Born in 1985 in Pune, Advani spent the first five years of his life in Kuwait, before moving to Bangalore with his family after the Gulf War. His father passed away when he was six. When he was about 10, Advani began accompanying his elder brother, Shree, who would play snooker post school hours, to a neighbouring snooker parlour. After a few weeks, he began playing the game on his own. It is said that such was his innate ability at the game that the managing committee of the Karnataka Snooker and Billiards Association awarded him a membership for free. In just a year’s time after he picked up a cue, Advani was not only competing in a state-level tournament (Sampath Memorial), but he also beat his elder brother Shree in the finals. Immediately after, at the age of 12, he won the state junior championships. By the age of 15, he won the Indian Junior Billiards Championship and held the title for seven years in a row.

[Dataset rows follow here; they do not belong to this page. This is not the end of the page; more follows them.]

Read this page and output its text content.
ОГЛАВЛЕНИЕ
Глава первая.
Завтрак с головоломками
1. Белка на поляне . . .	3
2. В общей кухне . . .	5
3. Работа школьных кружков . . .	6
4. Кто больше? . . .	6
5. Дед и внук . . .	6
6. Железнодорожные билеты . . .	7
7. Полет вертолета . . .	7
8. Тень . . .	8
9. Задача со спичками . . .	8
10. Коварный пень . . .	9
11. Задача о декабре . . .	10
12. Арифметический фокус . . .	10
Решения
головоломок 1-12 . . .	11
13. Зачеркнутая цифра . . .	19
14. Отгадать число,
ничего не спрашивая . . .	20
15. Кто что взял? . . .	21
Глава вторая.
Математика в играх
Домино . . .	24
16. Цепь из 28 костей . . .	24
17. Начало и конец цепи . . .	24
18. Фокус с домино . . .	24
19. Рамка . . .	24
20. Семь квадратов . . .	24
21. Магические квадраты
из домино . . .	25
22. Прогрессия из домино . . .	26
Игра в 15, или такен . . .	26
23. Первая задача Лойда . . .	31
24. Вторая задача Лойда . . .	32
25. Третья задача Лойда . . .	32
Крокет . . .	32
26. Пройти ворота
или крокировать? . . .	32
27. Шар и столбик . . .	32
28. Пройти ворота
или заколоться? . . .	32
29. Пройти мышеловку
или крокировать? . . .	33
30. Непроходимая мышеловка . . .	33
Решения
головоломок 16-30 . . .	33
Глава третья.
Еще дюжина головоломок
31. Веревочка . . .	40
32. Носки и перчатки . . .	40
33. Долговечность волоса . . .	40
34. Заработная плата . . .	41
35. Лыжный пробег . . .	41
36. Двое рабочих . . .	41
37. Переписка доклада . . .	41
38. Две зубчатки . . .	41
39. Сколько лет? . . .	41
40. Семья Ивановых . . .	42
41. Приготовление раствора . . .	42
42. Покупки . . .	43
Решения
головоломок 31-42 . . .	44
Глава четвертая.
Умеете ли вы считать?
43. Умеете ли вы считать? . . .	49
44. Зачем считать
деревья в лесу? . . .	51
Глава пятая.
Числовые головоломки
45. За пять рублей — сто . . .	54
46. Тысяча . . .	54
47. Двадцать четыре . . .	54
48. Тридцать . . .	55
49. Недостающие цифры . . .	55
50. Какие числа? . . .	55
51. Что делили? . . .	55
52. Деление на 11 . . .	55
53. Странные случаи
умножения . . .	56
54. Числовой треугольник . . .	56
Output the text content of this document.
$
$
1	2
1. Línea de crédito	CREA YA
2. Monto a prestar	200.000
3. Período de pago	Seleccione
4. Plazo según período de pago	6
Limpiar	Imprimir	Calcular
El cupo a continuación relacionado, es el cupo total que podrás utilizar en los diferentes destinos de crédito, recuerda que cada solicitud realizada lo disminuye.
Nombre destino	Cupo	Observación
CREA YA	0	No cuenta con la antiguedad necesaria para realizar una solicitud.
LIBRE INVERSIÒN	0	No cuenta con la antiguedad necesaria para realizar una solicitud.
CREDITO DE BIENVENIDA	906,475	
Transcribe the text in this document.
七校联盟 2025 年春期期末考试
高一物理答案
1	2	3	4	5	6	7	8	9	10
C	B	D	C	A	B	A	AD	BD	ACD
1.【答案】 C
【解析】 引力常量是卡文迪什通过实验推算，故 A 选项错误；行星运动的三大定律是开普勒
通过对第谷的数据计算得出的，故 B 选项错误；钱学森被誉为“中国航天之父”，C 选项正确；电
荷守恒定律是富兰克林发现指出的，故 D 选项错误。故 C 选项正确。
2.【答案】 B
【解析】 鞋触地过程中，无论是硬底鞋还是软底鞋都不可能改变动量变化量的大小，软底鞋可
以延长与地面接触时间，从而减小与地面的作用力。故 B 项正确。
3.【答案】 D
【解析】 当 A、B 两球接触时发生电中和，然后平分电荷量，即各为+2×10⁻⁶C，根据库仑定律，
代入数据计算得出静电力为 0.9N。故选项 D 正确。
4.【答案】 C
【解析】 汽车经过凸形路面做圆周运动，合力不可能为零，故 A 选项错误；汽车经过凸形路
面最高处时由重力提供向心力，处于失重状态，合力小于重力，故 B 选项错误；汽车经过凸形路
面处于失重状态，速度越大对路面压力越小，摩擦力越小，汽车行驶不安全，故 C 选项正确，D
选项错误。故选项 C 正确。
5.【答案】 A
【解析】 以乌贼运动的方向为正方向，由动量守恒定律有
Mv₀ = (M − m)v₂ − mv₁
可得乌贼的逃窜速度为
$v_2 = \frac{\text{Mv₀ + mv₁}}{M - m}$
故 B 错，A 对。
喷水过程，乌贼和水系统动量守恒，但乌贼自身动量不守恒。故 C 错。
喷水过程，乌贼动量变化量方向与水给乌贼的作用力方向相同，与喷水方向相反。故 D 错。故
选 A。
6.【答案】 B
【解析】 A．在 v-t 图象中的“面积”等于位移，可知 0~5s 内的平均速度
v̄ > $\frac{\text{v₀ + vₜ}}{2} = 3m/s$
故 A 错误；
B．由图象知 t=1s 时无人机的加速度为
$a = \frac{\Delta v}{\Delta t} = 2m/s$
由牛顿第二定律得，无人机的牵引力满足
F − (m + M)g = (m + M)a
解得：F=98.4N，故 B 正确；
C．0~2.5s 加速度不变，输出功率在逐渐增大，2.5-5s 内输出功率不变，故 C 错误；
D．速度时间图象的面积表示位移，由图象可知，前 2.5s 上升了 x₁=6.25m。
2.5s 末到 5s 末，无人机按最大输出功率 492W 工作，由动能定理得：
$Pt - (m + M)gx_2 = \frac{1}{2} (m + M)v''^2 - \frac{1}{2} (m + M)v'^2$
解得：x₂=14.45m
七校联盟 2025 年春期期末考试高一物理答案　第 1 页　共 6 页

Immediately after turning professional at the age of 18 in 2003, he won the IBSF World Snooker Championship that year, after which, in 2005, he became the first cueist to achieve the grand double of winning both the timed and points format of the IBSF World Billiards Championship. He repeated this feat of a grand double in 2008. He is also the only person to have won all five billiards tournaments in a season, an accomplishment he achieved in 2005 by winning both the Junior and Senior National Championships, the Asian Billiards Championship, and the World Billiards Championship in both point and time formats.
What makes Advani’s feats even more remarkable is that he plays both snooker and billiards at the top level, perhaps currently the only active cueist to be doing so. Most cueists usually choose one sport over the other, so that they can focus more and excel at one particular game. Not only are the two games different, requiring different strategies and planning, usually the dates of both sports in major events is not more than a week apart. A player has to quickly adapt his game to switch from one sport to the other.
Because of his skill as a snooker player, and on the advice of his long-time coach Arvind Savur, Advani became a professional snooker player in 2012. The coach felt that he was too good a player to not be playing as a professional. But earlier this year, Advani gave up his pro snooker card, because the rigours of pro snooker did not allow him to play more billiards. “Playing [professional snooker] over six months in England, there was no chance of playing billiards and I was missing my family as well. My sole objective is to excel in both [billiards and snooker] and it will be possible only if I’m based in India,” he told The Times of India then. Since that announcement, the ongoing World Billiards Championship has been his biggest event. The decision seems to have paid off. He has won the title in the point format. He might very well win it in the time format too.